Clean technologies generated more than half (50.8%) of all US electricity for the first month on record in March 2025, according to data collated by research group Ember.
The milestone was achieved largely thanks to an increase in wind and solar power, which reached a record 24.4% of US electrical output in the month. Solar generation was up 37% from a year before while wind power increased 12%. In comparison, fossil generation fell 2.5%.

For context, in March 2015, fossil fuels made up 65% of US electricity generation, while wind and solar combined made up just 5.7% of the mix. By 2024, wind and solar (17% of annual output) had overtaken coal’s contribution (15%).
Solar’s rise has been particularly “extraordinary,” Ember said in a statement. A decade ago, the technology accounted for just 1% of US electricity generation. By March 2025, this had grown to 9.2%.

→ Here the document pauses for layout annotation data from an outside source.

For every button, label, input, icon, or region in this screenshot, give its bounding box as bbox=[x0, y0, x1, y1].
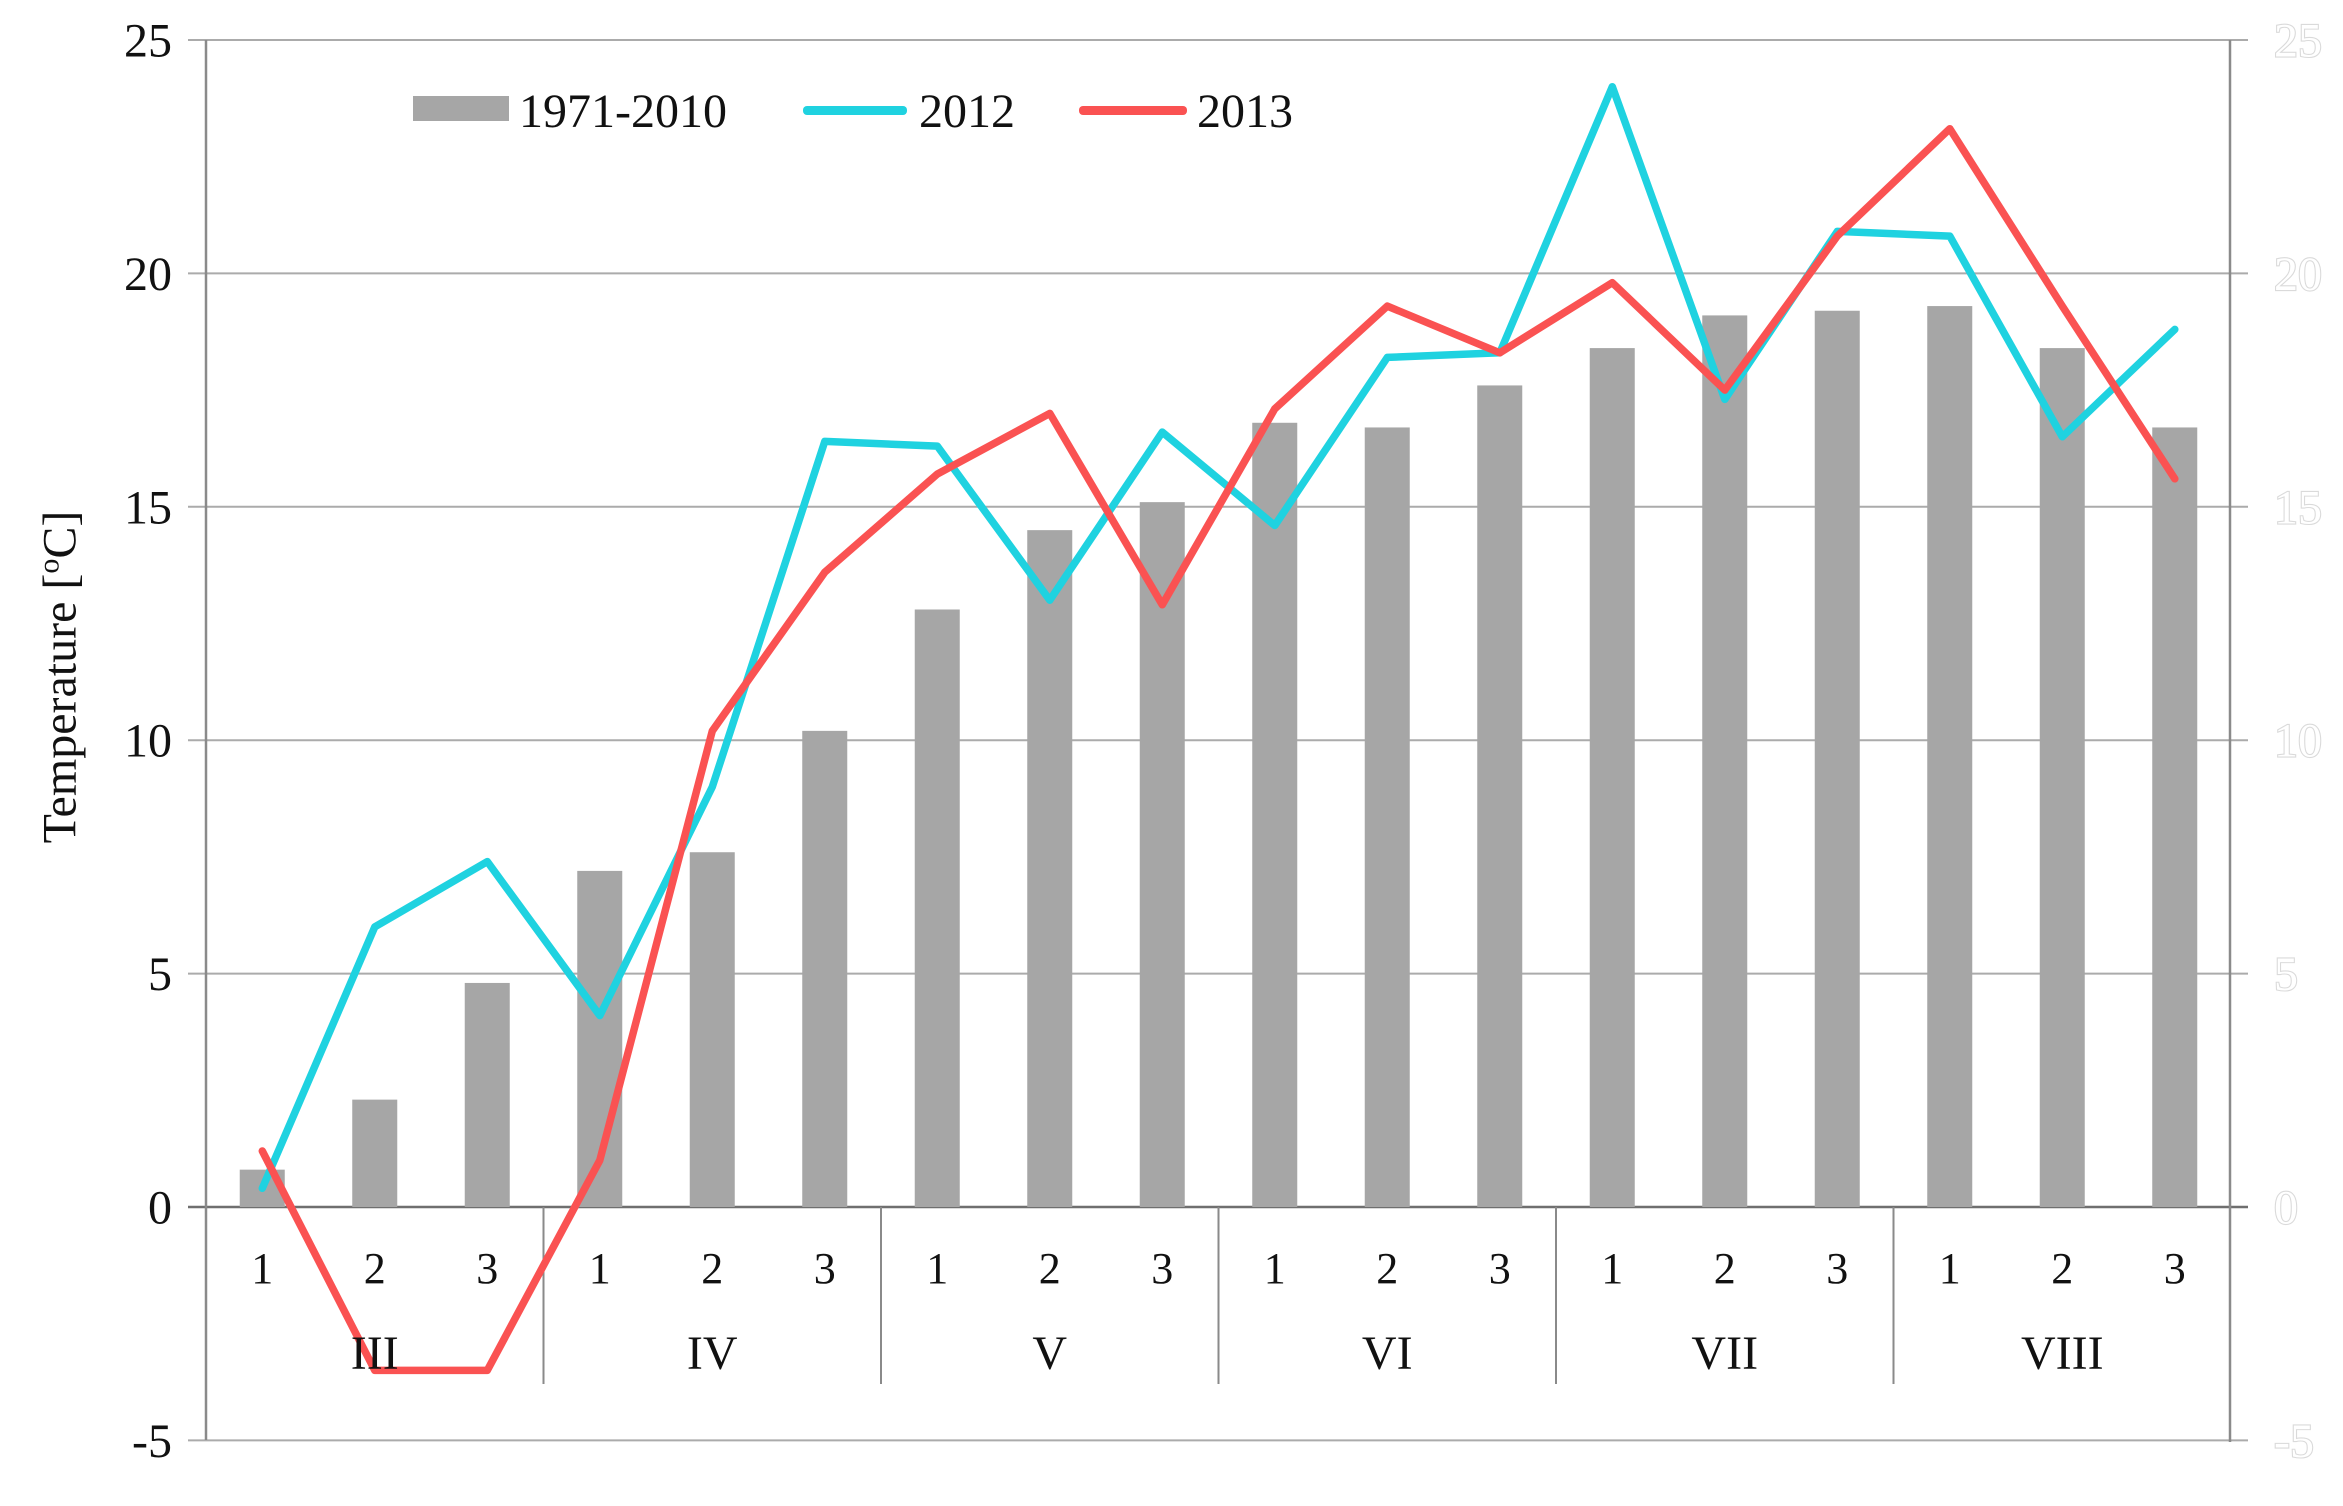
month-label: III bbox=[351, 1327, 399, 1380]
bar bbox=[689, 852, 735, 1207]
decade-label: 1 bbox=[589, 1244, 611, 1293]
decade-label: 3 bbox=[814, 1244, 836, 1293]
bar bbox=[2039, 348, 2085, 1207]
month-label: VII bbox=[1691, 1327, 1758, 1380]
decade-label: 2 bbox=[1376, 1244, 1398, 1293]
decade-label: 1 bbox=[1601, 1244, 1623, 1293]
y-tick-label-left: 5 bbox=[148, 948, 172, 1001]
y-tick-label-right: 10 bbox=[2274, 715, 2322, 768]
series-line-2012 bbox=[258, 82, 2179, 1193]
decade-label: 3 bbox=[1489, 1244, 1511, 1293]
bar bbox=[1477, 385, 1523, 1207]
bar bbox=[802, 730, 848, 1207]
legend-bar-swatch-icon bbox=[413, 96, 509, 121]
y-tick-label-right: 0 bbox=[2274, 1182, 2298, 1235]
decade-label: 1 bbox=[1939, 1244, 1961, 1293]
y-axis-title-text: Temperature [ bbox=[33, 573, 87, 844]
decade-label: 1 bbox=[926, 1244, 948, 1293]
y-tick-label-left: 0 bbox=[148, 1182, 172, 1235]
legend-line-2013-swatch-icon bbox=[1079, 106, 1187, 115]
y-axis-title: Temperature [oC] bbox=[33, 511, 88, 844]
month-label: VIII bbox=[2021, 1327, 2104, 1380]
decade-label: 2 bbox=[2051, 1244, 2073, 1293]
decade-label: 1 bbox=[251, 1244, 273, 1293]
bar bbox=[1702, 315, 1748, 1207]
y-tick-label-left: 15 bbox=[124, 481, 172, 534]
bar bbox=[1252, 422, 1298, 1207]
y-axis-title-unit: C] bbox=[33, 510, 87, 559]
degree-symbol: o bbox=[32, 558, 66, 574]
decade-label: 2 bbox=[364, 1244, 386, 1293]
decade-label: 1 bbox=[1264, 1244, 1286, 1293]
bar bbox=[1814, 310, 1860, 1207]
bar bbox=[1364, 427, 1410, 1208]
bar bbox=[1027, 530, 1073, 1207]
decade-label: 3 bbox=[1151, 1244, 1173, 1293]
decade-label: 3 bbox=[2164, 1244, 2186, 1293]
decade-label: 2 bbox=[1039, 1244, 1061, 1293]
legend-label-2013: 2013 bbox=[1197, 85, 1293, 138]
month-label: VI bbox=[1362, 1327, 1413, 1380]
bar bbox=[1927, 306, 1973, 1207]
bar bbox=[1589, 348, 1635, 1207]
bar bbox=[1139, 502, 1185, 1208]
y-tick-label-right: 15 bbox=[2274, 481, 2322, 534]
bar bbox=[352, 1099, 398, 1207]
legend-line-2012-swatch-icon bbox=[803, 106, 907, 115]
y-tick-label-right: 20 bbox=[2274, 248, 2322, 301]
decade-label: 3 bbox=[1826, 1244, 1848, 1293]
month-label: IV bbox=[687, 1327, 738, 1380]
y-tick-label-left: -5 bbox=[132, 1415, 172, 1468]
y-tick-label-right: -5 bbox=[2274, 1415, 2314, 1468]
y-tick-label-right: 5 bbox=[2274, 948, 2298, 1001]
legend-label-2012: 2012 bbox=[919, 85, 1015, 138]
y-tick-label-left: 25 bbox=[124, 15, 172, 68]
y-tick-label-left: 20 bbox=[124, 248, 172, 301]
decade-label: 3 bbox=[476, 1244, 498, 1293]
month-label: V bbox=[1032, 1327, 1067, 1380]
legend-label-normals: 1971-2010 bbox=[519, 85, 727, 138]
series-line-2013 bbox=[258, 124, 2179, 1375]
y-tick-label-right: 25 bbox=[2274, 15, 2322, 68]
y-tick-label-left: 10 bbox=[124, 715, 172, 768]
bar bbox=[914, 609, 960, 1207]
decade-label: 2 bbox=[1714, 1244, 1736, 1293]
bar bbox=[2152, 427, 2198, 1208]
bar bbox=[464, 982, 510, 1207]
decade-label: 2 bbox=[701, 1244, 723, 1293]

And solar’s advance is set to continue, despite president Donald Trump’s efforts to effectively reverse the energy transition.
The technology is set to account for more than half of new generating capacity installed in the US in 2025, with more than a third of new panels going to Texas.
The US is now “approaching a tipping point where clean power takes the lead over fossil generation, and where the importance of coal and gas inevitably starts to fade,” says Nicolas Fulghum, a senior data analyst at Ember.
“Wind and solar power are pushing fossil fuels out of the mix. The reality on the ground is not one of a return to fossil fuels in the US, it’s the continued growth of solar and wind power that will be the dominant driver of electricity generation growth in the US.”